We often underestimate the importance of light in our lives and generally take it for granted, forgetting its role in our own health and wellbeing, and for all life on our planet. All living organisms need light to survive. Studies have shown that the amount of light affects the regulation of our emotions, such as happiness and sadness through the nervous and endocrine systems. The incidence of suicide is higher in countries that have less hours of daytime, and depression is often experienced during the winter months.

Have you ever wondered why your moods seem to change with the seasons? It is not actually due to the seasons, but the amount of light received throughout the different times of the year. The intensity of light can also have an impact on the intensity of our emotions. Seasonal Affective Disorder or SAD is a mood disorder or condition associated with seasonal light changes. It varies with geographical location and is manifested by symptoms of depression during certain times of the year, in particular the winter months.

Exposure to natural light has a positive effect on our circadian rhythms and in turn promotes many aspects of health. Light determines our sleep/wake cycle which is so important for brain function and body regulation. We absorb light through our eyes and our skin which our bodies utilise on a cellular level. The circadian rhythm is critically important to our health as it affects our immune system, blood pressure, ability to fight of disease, hunger and obesity. Disruption of these rhythms can result in insomnia, depression, cancer and cardiovascular disease.

The hormonal reaction to light is what causes and promotes the diverse actions of the body and health. When light hits the optic nerve, the brain slows down on the production of Melatonin, a naturally occurring hormone that controls sleep, and increases the production of serotonin, a neurotransmitter associated with wakefulness and the feeling of happiness. The more sunlight the body receives, the more serotonin the brain produces. The body also creates Vitamin D from the sun’s ultraviolet rays which help our bodies maintain higher levels of serotonin.

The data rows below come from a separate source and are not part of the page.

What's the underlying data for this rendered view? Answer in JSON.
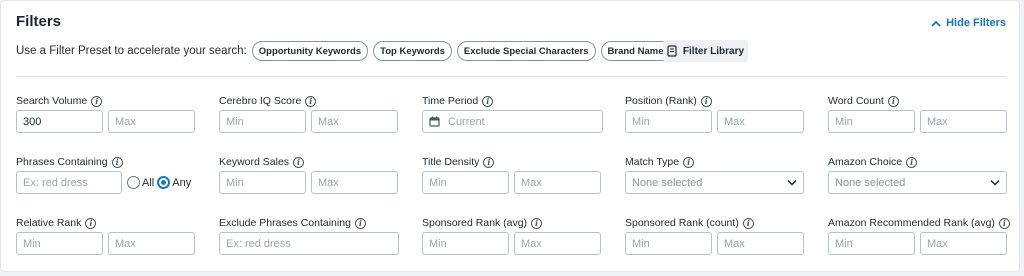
{
  "header": {
    "title": "Filters",
    "hide_label": "Hide Filters"
  },
  "presets": {
    "label": "Use a Filter Preset to accelerate your search:",
    "chips": [
      "Opportunity Keywords",
      "Top Keywords",
      "Exclude Special Characters",
      "Brand Name Removal"
    ],
    "library_label": "Filter Library"
  },
  "fields": {
    "search_volume": {
      "label": "Search Volume",
      "min_value": "300",
      "max_placeholder": "Max"
    },
    "cerebro_iq": {
      "label": "Cerebro IQ Score",
      "min_placeholder": "Min",
      "max_placeholder": "Max"
    },
    "time_period": {
      "label": "Time Period",
      "placeholder": "Current"
    },
    "position_rank": {
      "label": "Position (Rank)",
      "min_placeholder": "Min",
      "max_placeholder": "Max"
    },
    "word_count": {
      "label": "Word Count",
      "min_placeholder": "Min",
      "max_placeholder": "Max"
    },
    "phrases_containing": {
      "label": "Phrases Containing",
      "placeholder": "Ex: red dress",
      "option_all": "All",
      "option_any": "Any",
      "selected": "Any"
    },
    "keyword_sales": {
      "label": "Keyword Sales",
      "min_placeholder": "Min",
      "max_placeholder": "Max"
    },
    "title_density": {
      "label": "Title Density",
      "min_placeholder": "Min",
      "max_placeholder": "Max"
    },
    "match_type": {
      "label": "Match Type",
      "value": "None selected"
    },
    "amazon_choice": {
      "label": "Amazon Choice",
      "value": "None selected"
    },
    "relative_rank": {
      "label": "Relative Rank",
      "min_placeholder": "Min",
      "max_placeholder": "Max"
    },
    "exclude_phrases": {
      "label": "Exclude Phrases Containing",
      "placeholder": "Ex: red dress"
    },
    "sponsored_rank_avg": {
      "label": "Sponsored Rank (avg)",
      "min_placeholder": "Min",
      "max_placeholder": "Max"
    },
    "sponsored_rank_count": {
      "label": "Sponsored Rank (count)",
      "min_placeholder": "Min",
      "max_placeholder": "Max"
    },
    "amazon_recommended_rank": {
      "label": "Amazon Recommended Rank (avg)",
      "min_placeholder": "Min",
      "max_placeholder": "Max"
    }
  },
  "colors": {
    "accent": "#1a73c9",
    "text": "#212b36",
    "border": "#b9c1c9",
    "placeholder": "#9aa3ad"
  },
  "icons": {
    "hide": "chevron-up-icon",
    "library": "book-icon",
    "info": "info-icon",
    "calendar": "calendar-icon",
    "dropdown": "chevron-down-icon"
  }
}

Melatonin production also influences the functioning of other parts of the body. During darkness and sleep it modifies the secretion of hormones from organs such as the pituitary, which regulates the secretion of hormones controlling growth, milk, egg and sperm production. It also regulates the thyroid which is concerned with metabolism and the adrenal glands which control the excretion of the body’s waste. The fluctuation of light and darkness brought on by the seasons of the year will influence rhythms of reproduction, growth and activity in humans and animals. The seasons have been seen to influence the timing and duration of sleep, alertness, eating habits and moods.

Light is energy and energy is everywhere and in everything. Where you focus your thoughts, energy follows. Apart from inner balance, from a mental, physical and emotional perspective, the practice of yoga is also the light. Through mindfulness and understanding, we are able to be present and not live in the darkness. Light is not only physical – it is essential.